El rostro de la mujer resplandecía de emoción y Gloria se echó en sus brazos igualmente conmovida.

—¡También yo me alegro, taua!

Su maorí estaba algo oxidado, pero se sentía orgullosa de recordar todavía las fórmulas de saludo y, a juzgar por la reacción de Tamatea, la mujer se sintió complacida por el tratamiento. Pertenecía a la misma generación que la madre de Kura, Marama, y procedía de la misma tribu. Para los niños maoríes formaba parte, pues, de los «abuelos», tanto si eran parientes como si no. Tamatea era la taua de la joven, la abuela. En los últimos años, además, Tamatea había sido para Gloria lo más parecido a un familiar que había tenido. La anciana bailarina maorí siempre la había consolado durante las giras, se había preocupado por ella cuando la aquejaba alguno de los frecuentes mareos que le producían los viajes, y la protegía cuando las jóvenes bailarinas se burlaban de ella.

—Tus padres no tenían tiempo de venir a buscarte —observó la señorita Arrowstone en tono mordaz.

Tamatea asintió sonriente.

—Sí, tienen muchos preparativos. Por eso me envían. En tren y luego en coche. ¿Lista, Gloria? ¡Entonces nos vamos!

Gloria disfrutó de la expresión agria que se adueñó del semblante de la señorita Arrowstone. De sobra sabía que Tamatea nunca permitía que la pusieran nerviosa. Aunque de natural bondadoso, la anciana podía mostrarse muy severa cuando las bailarinas y bailarines no respetaban las reglas. Incluso osaba criticar la interpretación, a veces demasiado occidentalizada, que hacía Kura-maro-tini de las canciones maoríes. La mayoría de las ocasiones, Gloria no entendía lo que decían, pues Kura y Tamatea discutían hablando muy deprisa en maorí; pero sí se daba cuenta de que Tamatea solía imponer su criterio. Era la única tohunga maorí que había permanecido con la compañía desde su formación. La razón de que se sometiera a esa larga separación de su tribu era un enigma para todos. No obstante, en las peleas con Kura se mencionaba con mucha frecuencia el nombre de Marama. ¿Era posible que Tamatea representara a la madre de Kura, a la música famosa en toda Aotearoa? ¿Era ella la última guardiana de la tradición? Gloria lo ignoraba, pero se alegraba de que estuviera ahí.

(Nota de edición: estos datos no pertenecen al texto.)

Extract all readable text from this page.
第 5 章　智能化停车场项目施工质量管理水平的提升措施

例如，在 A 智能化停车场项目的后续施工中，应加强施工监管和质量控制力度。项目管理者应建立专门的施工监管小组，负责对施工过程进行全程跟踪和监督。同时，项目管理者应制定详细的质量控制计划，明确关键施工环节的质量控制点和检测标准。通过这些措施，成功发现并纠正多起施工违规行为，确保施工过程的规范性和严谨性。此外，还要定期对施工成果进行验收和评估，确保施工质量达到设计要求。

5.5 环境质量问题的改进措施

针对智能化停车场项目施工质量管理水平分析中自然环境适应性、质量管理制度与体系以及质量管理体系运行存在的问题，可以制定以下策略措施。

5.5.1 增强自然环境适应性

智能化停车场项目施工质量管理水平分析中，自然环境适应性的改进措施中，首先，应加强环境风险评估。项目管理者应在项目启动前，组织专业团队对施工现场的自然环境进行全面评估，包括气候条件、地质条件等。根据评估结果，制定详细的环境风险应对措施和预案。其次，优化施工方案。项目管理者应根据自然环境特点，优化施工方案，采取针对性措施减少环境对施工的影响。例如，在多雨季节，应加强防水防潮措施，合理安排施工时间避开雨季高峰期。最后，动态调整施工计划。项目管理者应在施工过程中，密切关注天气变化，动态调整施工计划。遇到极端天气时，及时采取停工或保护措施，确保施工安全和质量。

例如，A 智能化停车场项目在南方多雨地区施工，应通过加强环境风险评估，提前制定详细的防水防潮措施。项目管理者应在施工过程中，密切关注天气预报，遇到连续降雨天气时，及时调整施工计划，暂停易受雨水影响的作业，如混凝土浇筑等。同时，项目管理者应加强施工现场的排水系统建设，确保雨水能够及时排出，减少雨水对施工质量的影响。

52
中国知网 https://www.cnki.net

El viaje con Tamatea sería sin lugar a dudas más relajado que con William o Kura. Las últimas veces, el primero había recogido a la joven y la conversación se había limitado a un examen de las asignaturas de los últimos cursos en Oaks Garden, así como a una detallada descripción de los éxitos de Kura, sin olvidar las quejas por los elevados costes de los bailarines y el transporte.

—¿Te alegras de ir a América, taua? —preguntó Gloria cuando se instaló en el coche de alquiler que había de llevarlas a Cambridge. A sus espaldas se desvanecía el parque de Oaks Garden. Gloria no volvió la vista atrás.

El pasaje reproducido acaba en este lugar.